El kazajo Lutsenko se impone en Úbeda en la primera edición de un circuito español a la italiana, con duros caminos de grava entre olivos trufando su recorrido

Carlos Arribas
Lutsenko, al ataque en la grava entre los olivos de Úbeda. Wellens queda distanciado.
Lutsenko, al ataque en la grava entre los olivos de Úbeda. Wellens queda distanciado.Luis Angel Gomez / SprintCyclingAgency (SprintCyclingAgency©2022)

¡Ping, ping! José Luis Arrieta mira el móvil y comprueba que José Luis Laguía le ha enviado una foto. Reynolds 1983. Laguía, y su pelazo impresionante, Perico Delgado, el salvaje Ángel Arroyo… Vísperas del Tour de 1983. El Reynolds debuta en la gran carrera. Es el inicio del camino que abre el equipo de José Miguel Echávarri en el gran ciclismo mundial, y lo reconoce inmediatamente Arrieta, que solo 10 años después entró en esa pequeña historia, cuando la cosa se llamaba Banesto, y estaba en su esplendor Miguel Induráin, y allí estuvo hasta hace nada, director de Nairo y Valverde en el modelo Movistar, que prescindió de él, y hoy está en Baeza y también en Úbeda, y en los caminos que los unen, en las cunetas, donde su hijo Igor, ya ciclista, ya en el mismo camino que nunca acaba, el de Laguía, Arroyo, su padre, participa en la llamada Clásica Jaén Paraíso Interior, una carrera que nace, y sale de la puerta del instituto por la que hace más de 100 años salía a caminar Antonio Machado, de Baeza donde enseñaba francés, a Úbeda, su camino entre olivos. Nada nace de la nada, todo sigue una línea, nace de lo que nació también, no solo el ciclismo, también la vida.

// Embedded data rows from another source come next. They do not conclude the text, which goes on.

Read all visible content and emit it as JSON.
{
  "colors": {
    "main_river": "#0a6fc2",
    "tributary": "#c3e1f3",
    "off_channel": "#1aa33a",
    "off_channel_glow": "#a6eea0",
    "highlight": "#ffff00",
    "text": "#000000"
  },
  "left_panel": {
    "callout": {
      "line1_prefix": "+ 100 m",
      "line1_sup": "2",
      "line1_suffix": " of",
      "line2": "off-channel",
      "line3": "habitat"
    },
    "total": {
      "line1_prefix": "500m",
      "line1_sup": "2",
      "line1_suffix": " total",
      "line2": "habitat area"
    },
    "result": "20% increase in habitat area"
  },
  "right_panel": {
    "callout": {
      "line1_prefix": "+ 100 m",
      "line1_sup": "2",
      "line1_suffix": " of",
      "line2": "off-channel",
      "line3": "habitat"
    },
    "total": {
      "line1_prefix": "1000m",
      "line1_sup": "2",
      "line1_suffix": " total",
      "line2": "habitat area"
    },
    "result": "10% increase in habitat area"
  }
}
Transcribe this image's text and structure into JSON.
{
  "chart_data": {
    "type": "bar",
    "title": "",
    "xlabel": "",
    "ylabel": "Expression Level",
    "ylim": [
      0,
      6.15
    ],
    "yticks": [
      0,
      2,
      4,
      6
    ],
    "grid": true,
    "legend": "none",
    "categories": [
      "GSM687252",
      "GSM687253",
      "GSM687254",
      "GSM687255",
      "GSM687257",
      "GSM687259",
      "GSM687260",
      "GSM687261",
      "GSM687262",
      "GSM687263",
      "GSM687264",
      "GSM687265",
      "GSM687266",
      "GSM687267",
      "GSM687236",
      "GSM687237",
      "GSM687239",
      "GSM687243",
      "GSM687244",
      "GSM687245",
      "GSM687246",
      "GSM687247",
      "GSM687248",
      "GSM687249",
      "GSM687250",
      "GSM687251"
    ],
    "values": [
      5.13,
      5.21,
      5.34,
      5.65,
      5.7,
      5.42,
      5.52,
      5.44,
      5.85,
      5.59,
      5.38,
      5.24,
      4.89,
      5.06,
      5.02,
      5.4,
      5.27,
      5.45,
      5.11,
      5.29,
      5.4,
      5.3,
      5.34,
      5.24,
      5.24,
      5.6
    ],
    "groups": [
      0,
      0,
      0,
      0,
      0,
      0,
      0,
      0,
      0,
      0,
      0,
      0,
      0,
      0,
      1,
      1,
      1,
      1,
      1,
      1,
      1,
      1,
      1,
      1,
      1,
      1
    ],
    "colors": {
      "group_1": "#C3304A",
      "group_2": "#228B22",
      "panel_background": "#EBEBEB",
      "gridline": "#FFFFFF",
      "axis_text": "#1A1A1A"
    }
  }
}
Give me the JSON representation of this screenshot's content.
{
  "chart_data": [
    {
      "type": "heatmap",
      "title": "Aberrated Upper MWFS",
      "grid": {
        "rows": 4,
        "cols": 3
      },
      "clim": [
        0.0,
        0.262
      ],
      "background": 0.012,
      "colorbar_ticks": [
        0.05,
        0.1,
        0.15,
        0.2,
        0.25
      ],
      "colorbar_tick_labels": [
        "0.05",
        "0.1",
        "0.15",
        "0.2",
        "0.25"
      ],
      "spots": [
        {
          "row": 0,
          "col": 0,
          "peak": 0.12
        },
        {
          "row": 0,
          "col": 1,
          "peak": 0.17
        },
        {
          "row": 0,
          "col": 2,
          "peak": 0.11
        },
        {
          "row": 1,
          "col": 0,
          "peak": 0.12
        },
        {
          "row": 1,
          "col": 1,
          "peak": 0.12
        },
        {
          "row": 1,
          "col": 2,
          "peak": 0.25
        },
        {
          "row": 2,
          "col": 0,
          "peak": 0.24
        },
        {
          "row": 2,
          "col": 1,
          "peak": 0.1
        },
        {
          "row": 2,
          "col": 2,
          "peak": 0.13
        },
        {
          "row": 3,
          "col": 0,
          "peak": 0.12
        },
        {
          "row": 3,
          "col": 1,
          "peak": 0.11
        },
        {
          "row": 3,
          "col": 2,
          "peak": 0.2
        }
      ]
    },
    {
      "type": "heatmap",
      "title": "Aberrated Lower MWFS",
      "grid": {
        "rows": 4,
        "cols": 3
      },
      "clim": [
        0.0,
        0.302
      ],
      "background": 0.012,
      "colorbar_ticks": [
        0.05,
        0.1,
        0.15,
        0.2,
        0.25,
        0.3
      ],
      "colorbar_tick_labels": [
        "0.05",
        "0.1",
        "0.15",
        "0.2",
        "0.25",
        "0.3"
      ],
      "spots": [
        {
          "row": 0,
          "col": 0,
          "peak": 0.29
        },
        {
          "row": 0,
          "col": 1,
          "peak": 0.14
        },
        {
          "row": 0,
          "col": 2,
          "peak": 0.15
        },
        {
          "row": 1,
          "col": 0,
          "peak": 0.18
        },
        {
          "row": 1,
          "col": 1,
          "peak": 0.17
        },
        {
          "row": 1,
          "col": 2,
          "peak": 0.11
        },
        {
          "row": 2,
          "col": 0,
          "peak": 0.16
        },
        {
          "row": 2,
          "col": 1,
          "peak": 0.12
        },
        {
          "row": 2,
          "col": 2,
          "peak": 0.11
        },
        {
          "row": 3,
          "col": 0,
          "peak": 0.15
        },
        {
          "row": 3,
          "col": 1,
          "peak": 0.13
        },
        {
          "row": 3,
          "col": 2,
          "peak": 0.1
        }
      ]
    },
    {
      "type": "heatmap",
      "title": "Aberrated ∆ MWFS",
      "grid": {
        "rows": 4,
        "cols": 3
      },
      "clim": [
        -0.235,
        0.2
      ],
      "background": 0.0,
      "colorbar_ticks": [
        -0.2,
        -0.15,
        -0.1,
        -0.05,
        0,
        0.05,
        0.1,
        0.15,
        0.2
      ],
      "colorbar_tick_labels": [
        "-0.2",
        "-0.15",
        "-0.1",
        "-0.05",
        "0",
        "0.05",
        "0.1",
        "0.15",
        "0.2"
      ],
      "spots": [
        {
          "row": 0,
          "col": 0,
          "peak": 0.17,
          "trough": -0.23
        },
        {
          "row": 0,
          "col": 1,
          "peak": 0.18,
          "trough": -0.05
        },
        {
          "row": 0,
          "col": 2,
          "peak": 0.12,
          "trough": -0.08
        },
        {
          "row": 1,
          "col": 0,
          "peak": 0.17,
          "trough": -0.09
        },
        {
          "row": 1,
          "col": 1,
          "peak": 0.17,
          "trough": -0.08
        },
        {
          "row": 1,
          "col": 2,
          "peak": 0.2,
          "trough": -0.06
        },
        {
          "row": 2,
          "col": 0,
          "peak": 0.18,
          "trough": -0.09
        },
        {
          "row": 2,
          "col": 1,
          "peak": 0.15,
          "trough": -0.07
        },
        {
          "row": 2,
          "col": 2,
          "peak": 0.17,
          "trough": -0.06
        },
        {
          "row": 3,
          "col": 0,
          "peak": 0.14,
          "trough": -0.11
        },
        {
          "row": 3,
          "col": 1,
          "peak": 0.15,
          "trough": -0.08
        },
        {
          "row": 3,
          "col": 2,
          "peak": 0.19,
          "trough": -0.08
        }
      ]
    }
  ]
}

El ciclismo antiguo se disputa en los caminos viejos, de gravilla roja (ahora los llaman sterrato), y no tienen que ser pruebas centenarias para nacer pruebas heroicas, de los tiempos en que se corría por hambre o por amor, para convertir a los ciclistas de ahora, tan modernos, tantos potenciómetros, pulsómetros, cálculos y entrenamientos científicos, en pequeños héroes, solitarios, empeñado cada uno en su propio desafío contra sí mismo, y maldiciendo todos los caminos, que se empeñan en presentarse siempre cuesta arriba, y resoplan en las pendientes a cámara lenta, y ya no hay pelotón, no hay posibilidad de ir a rueda, de reservar fuerzas, de aprovecharse de otros, sino voluntades solas y torturadas, y por Úbeda, la primera de las tres veces que pasan los ciclistas por la meta, junto al Parador renacentista, cinquecento, pasa el primero Arrieta júnior, tan niño, 19 años, tantas mataduras en sus rodillas huesudas, finísimas, tan feroz su determinación de ser él mismo y que todos lo sepan. Le anuncia, al fondo del valle --paisaje de western, paisaje que tanto alaban cuando es su Toscana los italianos que reinventaron el ciclismo con su Strade Bianche, la clásica que todos adoran y acaba en Siena, al final de una cuesta--, la nube de polvo que levanta su bicicleta. Poco después, pasado el pavés, pasadas las primeras cuestas empedradas, a Arrieta la comen los más fuertes. Él resiste. Cede finalmente. Quedan 40 kilómetros.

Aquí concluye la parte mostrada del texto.